Du gehst dem SK Sturm jetzt bald 14 Jahre als Präsident voran, hast in dieser Zeit zwei Meistertitel und drei Cupsiege errungen, dazu viele internationale Erfolge gefeiert. Womit dein Name als erfolgreichster und längstdienender Klubboss unauslöschbar in den Sturm-Annalen verankert ist. Was ist das für ein Gefühl?
Dieser Rekord ist mir nicht so wichtig, mehr bedeutet mir, darauf hinzuweisen, dass solche Erfolge nur möglich sind, wenn die Sturm-Familie gemeinsam mit Freude und Zuversicht ein Ziel verfolgt. Das beginnt bei jedem einzelnen Fan, der dazu beträgt, dass der Funke von der Tribüne auf die Mannschaft überspringt, bis zur Klubführung, die mit Ruhe und Überzeugung die Rahmenbedingungen im Verein schafft.

Wie hat sich der SK Sturm in diesen 14 Jahren verändert, was hat sich im heimischen Fußball geändert?

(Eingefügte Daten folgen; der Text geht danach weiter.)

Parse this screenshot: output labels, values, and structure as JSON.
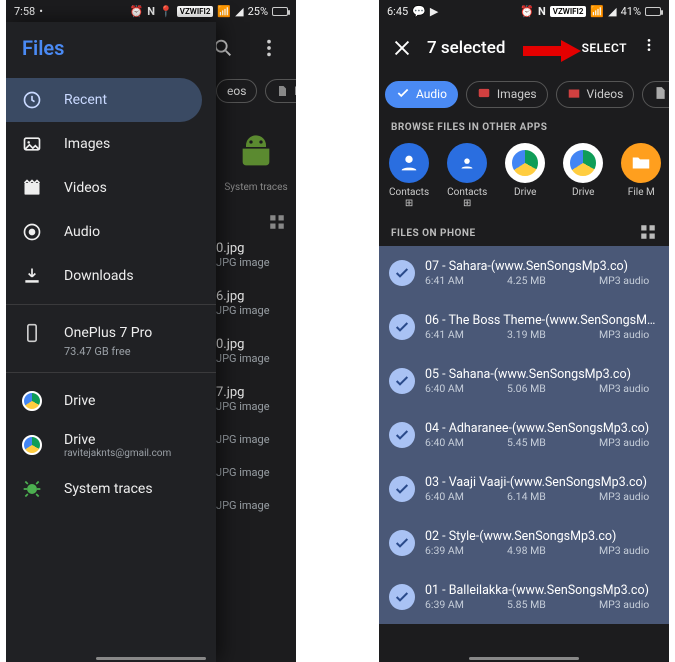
{
  "left": {
    "status": {
      "time": "7:58",
      "badge": "VZWIFI2",
      "battery_pct": "25%",
      "battery_fill": 25
    },
    "toolbar": {
      "search_icon": "search",
      "more_icon": "more"
    },
    "drawer": {
      "title": "Files",
      "nav": [
        {
          "icon": "clock",
          "label": "Recent",
          "active": true
        },
        {
          "icon": "image",
          "label": "Images"
        },
        {
          "icon": "movie",
          "label": "Videos"
        },
        {
          "icon": "audio",
          "label": "Audio"
        },
        {
          "icon": "download",
          "label": "Downloads"
        }
      ],
      "storage": {
        "icon": "phone",
        "name": "OnePlus 7 Pro",
        "free": "73.47 GB free"
      },
      "accounts": [
        {
          "icon": "drive",
          "label": "Drive",
          "sub": ""
        },
        {
          "icon": "drive",
          "label": "Drive",
          "sub": "ravitejaknts@gmail.com"
        },
        {
          "icon": "bug",
          "label": "System traces",
          "sub": ""
        }
      ]
    },
    "background": {
      "chips": [
        "eos",
        "Docume"
      ],
      "system_traces": "System traces",
      "items": [
        {
          "name": "0.jpg",
          "type": "JPG image"
        },
        {
          "name": "6.jpg",
          "type": "JPG image"
        },
        {
          "name": "0.jpg",
          "type": "JPG image"
        },
        {
          "name": "7.jpg",
          "type": "JPG image"
        },
        {
          "name": "",
          "type": "JPG image"
        },
        {
          "name": "",
          "type": "JPG image"
        },
        {
          "name": "",
          "type": "JPG image"
        }
      ]
    }
  },
  "right": {
    "status": {
      "time": "6:45",
      "badge": "VZWIFI2",
      "battery_pct": "41%",
      "battery_fill": 41
    },
    "header": {
      "close": "close",
      "title": "7 selected",
      "select": "SELECT",
      "more": "more"
    },
    "chips": [
      {
        "label": "Audio",
        "active": true,
        "icon": "check"
      },
      {
        "label": "Images",
        "active": false,
        "icon": "image",
        "color": "#d14040"
      },
      {
        "label": "Videos",
        "active": false,
        "icon": "movie",
        "color": "#d14040"
      },
      {
        "label": "Docume",
        "active": false,
        "icon": "doc",
        "color": "#aaa"
      }
    ],
    "sections": {
      "other_apps": "BROWSE FILES IN OTHER APPS",
      "files_on_phone": "FILES ON PHONE"
    },
    "apps": [
      {
        "label": "Contacts",
        "sub": "⊞",
        "bg": "#2a6ee0",
        "glyph": "person"
      },
      {
        "label": "Contacts",
        "sub": "⊞",
        "bg": "#2a6ee0",
        "glyph": "person-sq"
      },
      {
        "label": "Drive",
        "sub": "",
        "bg": "#fff",
        "glyph": "drive"
      },
      {
        "label": "Drive",
        "sub": "",
        "bg": "#fff",
        "glyph": "drive"
      },
      {
        "label": "File M",
        "sub": "",
        "bg": "#ff9f1e",
        "glyph": "folder"
      }
    ],
    "files": [
      {
        "name": "07 - Sahara-(www.SenSongsMp3.co)",
        "time": "6:41 AM",
        "size": "4.25 MB",
        "type": "MP3 audio"
      },
      {
        "name": "06 - The Boss Theme-(www.SenSongsMp3....",
        "time": "6:41 AM",
        "size": "3.19 MB",
        "type": "MP3 audio"
      },
      {
        "name": "05 - Sahana-(www.SenSongsMp3.co)",
        "time": "6:40 AM",
        "size": "5.06 MB",
        "type": "MP3 audio"
      },
      {
        "name": "04 - Adharanee-(www.SenSongsMp3.co)",
        "time": "6:40 AM",
        "size": "5.45 MB",
        "type": "MP3 audio"
      },
      {
        "name": "03 - Vaaji Vaaji-(www.SenSongsMp3.co)",
        "time": "6:40 AM",
        "size": "6.14 MB",
        "type": "MP3 audio"
      },
      {
        "name": "02 - Style-(www.SenSongsMp3.co)",
        "time": "6:39 AM",
        "size": "4.98 MB",
        "type": "MP3 audio"
      },
      {
        "name": "01 - Balleilakka-(www.SenSongsMp3.co)",
        "time": "6:39 AM",
        "size": "5.85 MB",
        "type": "MP3 audio"
      }
    ]
  }
}
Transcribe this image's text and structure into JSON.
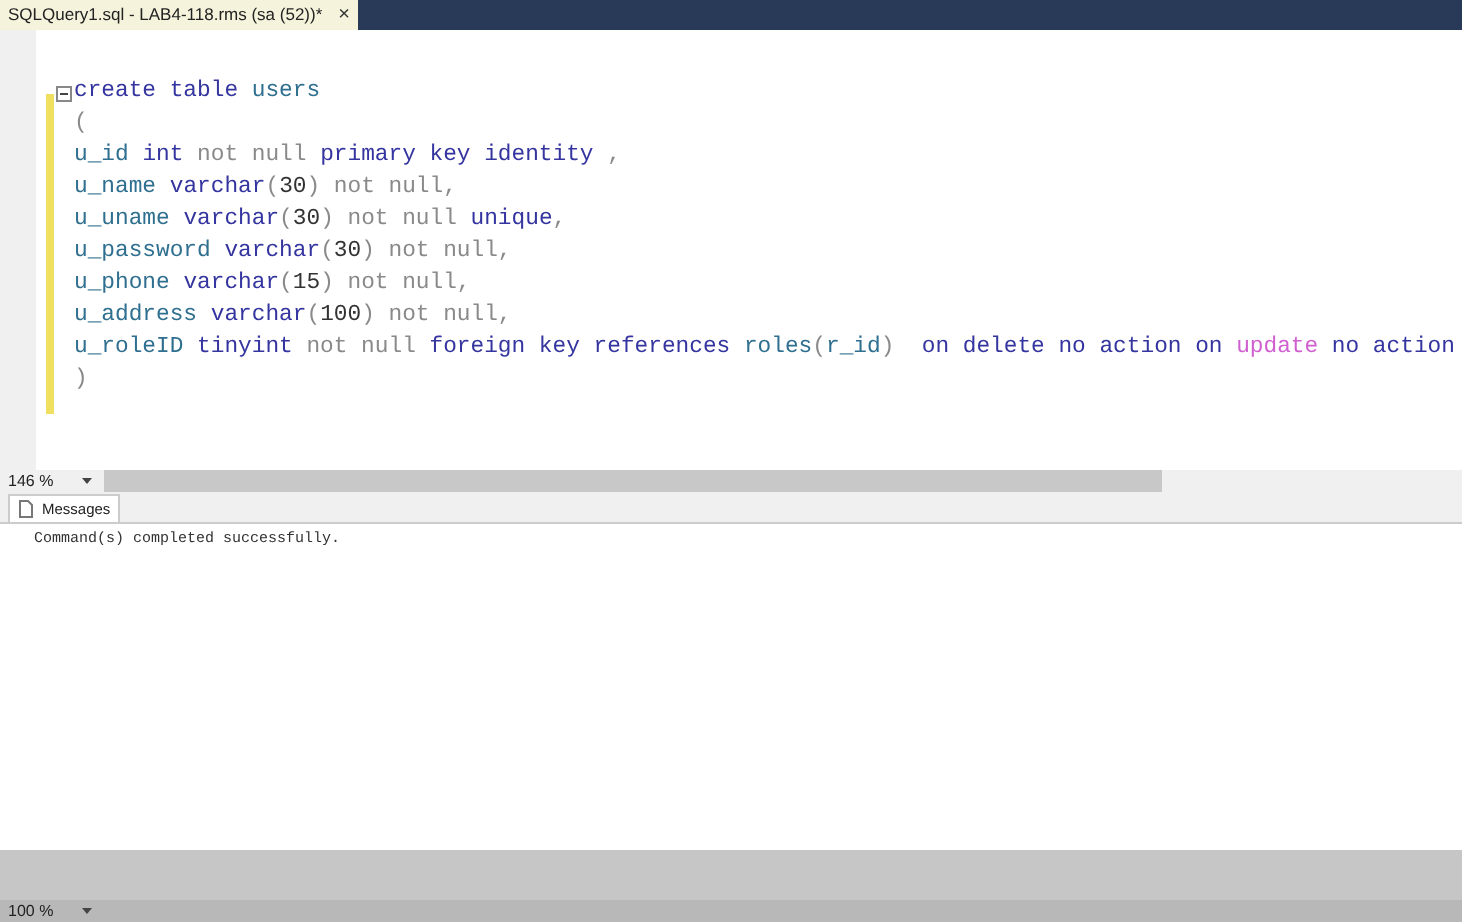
{
  "document_tab": {
    "title": "SQLQuery1.sql - LAB4-118.rms (sa (52))*",
    "close": "×"
  },
  "editor": {
    "lines": [
      {
        "fold": true,
        "tokens": [
          {
            "text": "create table ",
            "kind": "keyword"
          },
          {
            "text": "users",
            "kind": "identifier"
          }
        ]
      },
      {
        "fold": false,
        "tokens": [
          {
            "text": "(",
            "kind": "operator"
          }
        ]
      },
      {
        "fold": false,
        "tokens": [
          {
            "text": "u_id ",
            "kind": "identifier"
          },
          {
            "text": "int ",
            "kind": "keyword"
          },
          {
            "text": "not null ",
            "kind": "operator"
          },
          {
            "text": "primary key identity ",
            "kind": "keyword"
          },
          {
            "text": ",",
            "kind": "operator"
          }
        ]
      },
      {
        "fold": false,
        "tokens": [
          {
            "text": "u_name ",
            "kind": "identifier"
          },
          {
            "text": "varchar",
            "kind": "keyword"
          },
          {
            "text": "(",
            "kind": "operator"
          },
          {
            "text": "30",
            "kind": "plain"
          },
          {
            "text": ") not null,",
            "kind": "operator"
          }
        ]
      },
      {
        "fold": false,
        "tokens": [
          {
            "text": "u_uname ",
            "kind": "identifier"
          },
          {
            "text": "varchar",
            "kind": "keyword"
          },
          {
            "text": "(",
            "kind": "operator"
          },
          {
            "text": "30",
            "kind": "plain"
          },
          {
            "text": ") not null ",
            "kind": "operator"
          },
          {
            "text": "unique",
            "kind": "keyword"
          },
          {
            "text": ",",
            "kind": "operator"
          }
        ]
      },
      {
        "fold": false,
        "tokens": [
          {
            "text": "u_password ",
            "kind": "identifier"
          },
          {
            "text": "varchar",
            "kind": "keyword"
          },
          {
            "text": "(",
            "kind": "operator"
          },
          {
            "text": "30",
            "kind": "plain"
          },
          {
            "text": ") not null,",
            "kind": "operator"
          }
        ]
      },
      {
        "fold": false,
        "tokens": [
          {
            "text": "u_phone ",
            "kind": "identifier"
          },
          {
            "text": "varchar",
            "kind": "keyword"
          },
          {
            "text": "(",
            "kind": "operator"
          },
          {
            "text": "15",
            "kind": "plain"
          },
          {
            "text": ") not null,",
            "kind": "operator"
          }
        ]
      },
      {
        "fold": false,
        "tokens": [
          {
            "text": "u_address ",
            "kind": "identifier"
          },
          {
            "text": "varchar",
            "kind": "keyword"
          },
          {
            "text": "(",
            "kind": "operator"
          },
          {
            "text": "100",
            "kind": "plain"
          },
          {
            "text": ") not null,",
            "kind": "operator"
          }
        ]
      },
      {
        "fold": false,
        "tokens": [
          {
            "text": "u_roleID ",
            "kind": "identifier"
          },
          {
            "text": "tinyint ",
            "kind": "keyword"
          },
          {
            "text": "not null ",
            "kind": "operator"
          },
          {
            "text": "foreign key references ",
            "kind": "keyword"
          },
          {
            "text": "roles",
            "kind": "identifier"
          },
          {
            "text": "(",
            "kind": "operator"
          },
          {
            "text": "r_id",
            "kind": "identifier"
          },
          {
            "text": ")  ",
            "kind": "operator"
          },
          {
            "text": "on delete no action on ",
            "kind": "keyword"
          },
          {
            "text": "update",
            "kind": "function"
          },
          {
            "text": " no action",
            "kind": "keyword"
          }
        ]
      },
      {
        "fold": false,
        "tokens": [
          {
            "text": ")",
            "kind": "operator"
          }
        ]
      }
    ]
  },
  "editor_zoom": "146 %",
  "results": {
    "tabs": [
      {
        "label": "Messages",
        "selected": true
      }
    ],
    "messages": [
      "Command(s) completed successfully."
    ]
  },
  "results_zoom": "100 %"
}
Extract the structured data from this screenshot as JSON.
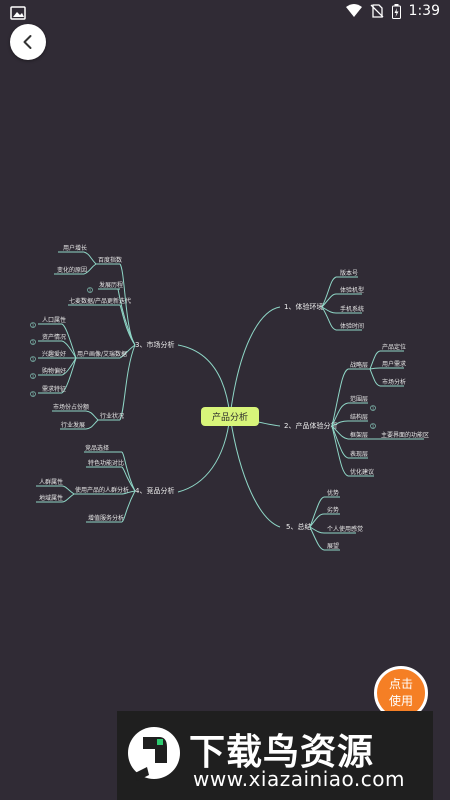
{
  "status_bar": {
    "time": "1:39"
  },
  "mindmap": {
    "root": "产品分析",
    "branches": {
      "market": {
        "label": "3、市场分析",
        "baidu": "百度指数",
        "user_growth": "用户增长",
        "change_reason": "变化的原因",
        "dev_history": "发展历程",
        "seven_data": "七麦数据/产品更新迭代",
        "portrait": "用户画像/艾瑞数据",
        "pop": "人口属性",
        "asset": "资产情况",
        "interest": "兴趣爱好",
        "shopping": "购物偏好",
        "demand": "需求特征",
        "industry_status": "行业状况",
        "share": "市场份占份额",
        "develop": "行业发展"
      },
      "compete": {
        "label": "4、竞品分析",
        "select": "竞品选择",
        "feature": "特色功能对比",
        "user_analysis": "使用产品的人群分析",
        "crowd": "人群属性",
        "region": "地域属性",
        "value_service": "增值服务分析"
      },
      "env": {
        "label": "1、体验环境",
        "version": "版本号",
        "model": "体验机型",
        "os": "手机系统",
        "time": "体验时间"
      },
      "experience": {
        "label": "2、产品体验分析",
        "strategy": "战略层",
        "positioning": "产品定位",
        "user_need": "用户需求",
        "market_need": "市场分析",
        "scope": "范围层",
        "structure": "结构层",
        "framework": "框架层",
        "main_ui": "主要界面的功能区",
        "surface": "表现层",
        "suggestion": "优化建议"
      },
      "summary": {
        "label": "5、总结",
        "advantage": "优势",
        "disadvantage": "劣势",
        "personal": "个人使用感觉",
        "outlook": "展望"
      }
    },
    "badge": "1"
  },
  "click_button": {
    "line1": "点击",
    "line2": "使用"
  },
  "watermark": {
    "title": "下载鸟资源",
    "url": "www.xiazainiao.com"
  },
  "colors": {
    "background": "#302b35",
    "root": "#d8f57a",
    "line": "#8fd7c7",
    "button": "#f57f25"
  }
}
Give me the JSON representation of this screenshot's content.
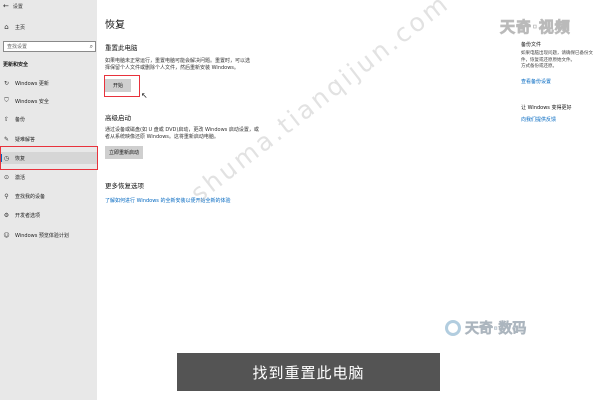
{
  "window": {
    "title": "设置"
  },
  "sidebar": {
    "home_label": "主页",
    "search_placeholder": "查找设置",
    "section_label": "更新和安全",
    "items": [
      {
        "label": "Windows 更新",
        "icon": "refresh-icon",
        "active": false
      },
      {
        "label": "Windows 安全",
        "icon": "shield-icon",
        "active": false
      },
      {
        "label": "备份",
        "icon": "upload-icon",
        "active": false
      },
      {
        "label": "疑难解答",
        "icon": "wrench-icon",
        "active": false
      },
      {
        "label": "恢复",
        "icon": "history-icon",
        "active": true
      },
      {
        "label": "激活",
        "icon": "check-circle-icon",
        "active": false
      },
      {
        "label": "查找我的设备",
        "icon": "person-locate-icon",
        "active": false
      },
      {
        "label": "开发者选项",
        "icon": "dev-icon",
        "active": false
      },
      {
        "label": "Windows 预览体验计划",
        "icon": "smiley-icon",
        "active": false
      }
    ]
  },
  "main": {
    "title": "恢复",
    "reset": {
      "title": "重置此电脑",
      "desc_line1": "如果电脑未正常运行，重置电脑可能会解决问题。重置时，可以选",
      "desc_line2": "择保留个人文件或删除个人文件，然后重新安装 Windows。",
      "button": "开始"
    },
    "advanced": {
      "title": "高级启动",
      "desc_line1": "通过设备或磁盘(如 U 盘或 DVD)启动，更改 Windows 启动设置，或",
      "desc_line2": "者从系统映像还原 Windows。这将重新启动电脑。",
      "button": "立即重新启动"
    },
    "more": {
      "title": "更多恢复选项",
      "link": "了解如何进行 Windows 的全新安装以便开始全新的体验"
    }
  },
  "right": {
    "backup_head": "备份文件",
    "backup_desc_1": "如果电脑出现问题，请确保已备份文件，恢复或还原原始文件。",
    "backup_desc_2": "方式备份或还原。",
    "backup_link": "查看备份设置",
    "improve_head": "让 Windows 变得更好",
    "improve_link": "向我们提供反馈"
  },
  "watermarks": {
    "top": "天奇·视频",
    "bottom": "天奇·数码",
    "diagonal": "shuma.tianqijun.com"
  },
  "subtitle": "找到重置此电脑",
  "colors": {
    "accent": "#0067c0",
    "highlight": "#e8323c",
    "sidebar_bg": "#e8e8e8"
  }
}
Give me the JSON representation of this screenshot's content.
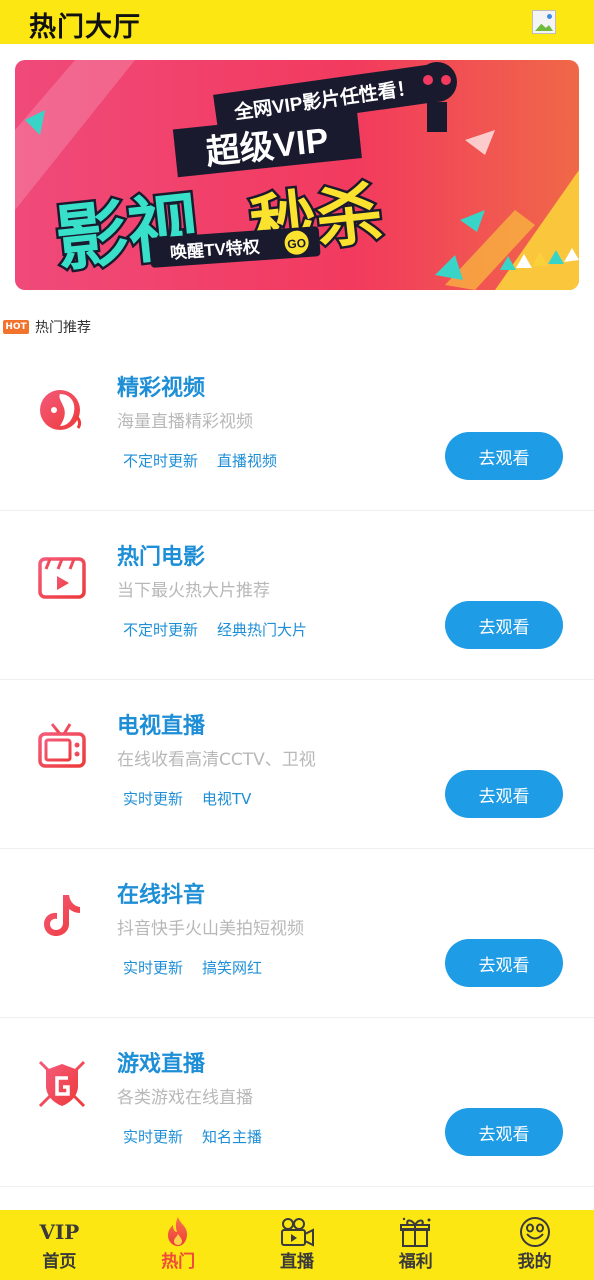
{
  "header": {
    "title": "热门大厅"
  },
  "banner": {
    "top_text": "全网VIP影片任性看！",
    "super_vip": "超级VIP",
    "main_text_1": "影视",
    "main_text_2": "秒杀",
    "sub_text": "唤醒TV特权",
    "go": "GO"
  },
  "section": {
    "badge": "HOT",
    "label": "热门推荐"
  },
  "cards": [
    {
      "title": "精彩视频",
      "desc": "海量直播精彩视频",
      "tags": [
        "不定时更新",
        "直播视频"
      ],
      "button": "去观看",
      "icon": "woman-face-icon"
    },
    {
      "title": "热门电影",
      "desc": "当下最火热大片推荐",
      "tags": [
        "不定时更新",
        "经典热门大片"
      ],
      "button": "去观看",
      "icon": "clapperboard-icon"
    },
    {
      "title": "电视直播",
      "desc": "在线收看高清CCTV、卫视",
      "tags": [
        "实时更新",
        "电视TV"
      ],
      "button": "去观看",
      "icon": "tv-icon"
    },
    {
      "title": "在线抖音",
      "desc": "抖音快手火山美拍短视频",
      "tags": [
        "实时更新",
        "搞笑网红"
      ],
      "button": "去观看",
      "icon": "tiktok-icon"
    },
    {
      "title": "游戏直播",
      "desc": "各类游戏在线直播",
      "tags": [
        "实时更新",
        "知名主播"
      ],
      "button": "去观看",
      "icon": "game-shield-icon"
    }
  ],
  "tabbar": {
    "active_color": "#f04a3d",
    "items": [
      {
        "label": "首页",
        "icon": "vip-icon",
        "icon_text": "VIP"
      },
      {
        "label": "热门",
        "icon": "flame-icon",
        "active": true
      },
      {
        "label": "直播",
        "icon": "video-camera-icon"
      },
      {
        "label": "福利",
        "icon": "gift-icon"
      },
      {
        "label": "我的",
        "icon": "smiley-icon"
      }
    ]
  }
}
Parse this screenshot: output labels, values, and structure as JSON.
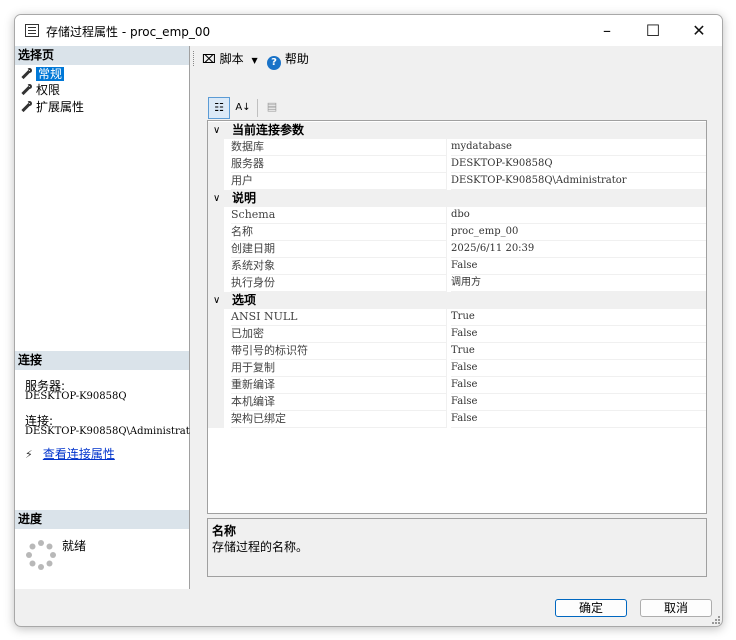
{
  "window": {
    "title": "存储过程属性 - proc_emp_00"
  },
  "sidebar": {
    "select_page_header": "选择页",
    "pages": [
      {
        "label": "常规",
        "selected": true
      },
      {
        "label": "权限",
        "selected": false
      },
      {
        "label": "扩展属性",
        "selected": false
      }
    ],
    "connection_header": "连接",
    "server_label": "服务器:",
    "server_value": "DESKTOP-K90858Q",
    "connection_label": "连接:",
    "connection_value": "DESKTOP-K90858Q\\Administrat",
    "view_connection_link": "查看连接属性",
    "progress_header": "进度",
    "progress_status": "就绪"
  },
  "toolbar": {
    "script_label": "脚本",
    "help_label": "帮助"
  },
  "property_grid": {
    "categories": [
      {
        "name": "当前连接参数",
        "rows": [
          {
            "name": "数据库",
            "value": "mydatabase"
          },
          {
            "name": "服务器",
            "value": "DESKTOP-K90858Q"
          },
          {
            "name": "用户",
            "value": "DESKTOP-K90858Q\\Administrator"
          }
        ]
      },
      {
        "name": "说明",
        "rows": [
          {
            "name": "Schema",
            "value": "dbo"
          },
          {
            "name": "名称",
            "value": "proc_emp_00"
          },
          {
            "name": "创建日期",
            "value": "2025/6/11 20:39"
          },
          {
            "name": "系统对象",
            "value": "False"
          },
          {
            "name": "执行身份",
            "value": "调用方"
          }
        ]
      },
      {
        "name": "选项",
        "rows": [
          {
            "name": "ANSI NULL",
            "value": "True"
          },
          {
            "name": "已加密",
            "value": "False"
          },
          {
            "name": "带引号的标识符",
            "value": "True"
          },
          {
            "name": "用于复制",
            "value": "False"
          },
          {
            "name": "重新编译",
            "value": "False"
          },
          {
            "name": "本机编译",
            "value": "False"
          },
          {
            "name": "架构已绑定",
            "value": "False"
          }
        ]
      }
    ]
  },
  "description": {
    "title": "名称",
    "text": "存储过程的名称。"
  },
  "buttons": {
    "ok": "确定",
    "cancel": "取消"
  },
  "colors": {
    "accent": "#0078d7",
    "section_header": "#dae3ea",
    "link": "#0033cc"
  }
}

Die Veränderungsgeschwindigkeit ist höher als in den Jahrzehnten zuvor, davon ist auch der Fußball betroffen. Die wissenschaftliche Auswertung von Daten und Analysen, neue sportmedizinische und mentale Erkenntnisse haben enorm an Bedeutung gewonnen. Ebenso die Digitalisierung, die ganz neue Kommunikationswege zu den Fans eröffnet hat. Leider ist der Fussball in die Hände von Investoren geraten. Sturm bleibt sich und dem Vermächtnis unserer Gründer aber treu. Fußball ist das letzte Lagerfeuer der Gesellschaft.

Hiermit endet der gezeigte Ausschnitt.